I think it needs little more red, and the animation could be a little faster.

mitso - I’ve heard voxels talked about but what are they? why are they so awesome and what could you do if blender supported them

A voxel is a volumetrix pixel, say a 3D partition of space.
It’s useful to compute fluid flows for instance, or heat propagation, etc. So it shall be cool for computing fire or smoke.

But something I don’t wholy understand, though.
Because I guess the fluid simulator uses some kind of voxel implementation.
So could not other plugins (for fire) use the same method? It would not be very smart, I guess, in terms of programming, but it should work, shouldn’t it?
So is voxel implementation useful to an homogenous basis for multiple purposes?

EDIT : oops, by the way, Craven, great work on your fire :slight_smile:
It would use a little faster animation. The “emited” light look great!

i don’t really like the emitted light, it looks like you just animated the power of a single light.

try making another particle emitter with dupliverts on and a yellowy light parented to it… It might look better.

It’s four areas, but yes they all run of the same curve.

Never thought of that, that gives whole new level of control over the lighting, thx for that one, will work on it…

EDIT: There was a fairly pronounced effect and you could tell the lights were rising in height and then blinking out, so tried to fade them out slowly, I presumed the IPO curves for the light would behave the same as those for the materials attached to the partices on the fire emitter, but they don’t, after frame ~35 total darkness, damn! I was planning to do curves for the light colour too, not anymore.

It isn’t looking to shabby ATM tho, getting there…

No matter what I did I couldn’t get rid of the ‘lights are rising, then blinking out’ side effects. In the end went with a combination of the original IPO for the light intensity, and some particle objects to create random shadows for some light sources.

For the first time ever, I managed to get the node editor to do what I wanted (more than just play with it for academic purposes), and have to say what a useful function, I didn’t realize what all the fuss was about until now.
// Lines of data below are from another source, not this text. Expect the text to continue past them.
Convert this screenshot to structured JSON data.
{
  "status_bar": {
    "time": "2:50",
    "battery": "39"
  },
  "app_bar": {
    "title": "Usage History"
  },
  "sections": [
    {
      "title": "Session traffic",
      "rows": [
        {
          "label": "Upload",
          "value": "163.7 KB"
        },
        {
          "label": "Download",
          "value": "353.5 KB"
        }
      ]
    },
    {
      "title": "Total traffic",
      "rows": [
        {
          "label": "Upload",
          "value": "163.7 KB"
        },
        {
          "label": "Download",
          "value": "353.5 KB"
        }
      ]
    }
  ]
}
Also added logs to the fire, and reddened some of the lower flames a bit. It has become a bit complex now, like one of those ‘simple scripts’ you write that balloons out of all proportion until 3 months later you can’t remember how you made it work.

Before I ramble on anymore
fire-2.avi (775k)
and because I think the loss due to the codec actually improves the effect (sadly)
the (3.3meg) raw avi for those who really want to critique/help.
And because it’s more of a learning exercise than anything else the blend file (bz2 728k) so far.

dunno if you want but I think that if you want to add alot more realism then I suggest that you have some of the particle to randomly “swirl” when it rises. Most fires don’t burn straight upward even in a total calm (no wind). You also might want to have it so that there is another set of particle emitter set inside the current one but smaller and emits some slightly more reddish particle. Might help creates more of a realistic fire since most fires are not usually unformly even in color.

I don’t have much experiences with animating and particle yet so those suggestion I just wrote are speculation of what is possible to do with the fire.

Maybe for the curling effect you can have the fire color/alpha determined by an animated procedural texture.

The fire seems to “flow” in the raw file. I like your lighting set up.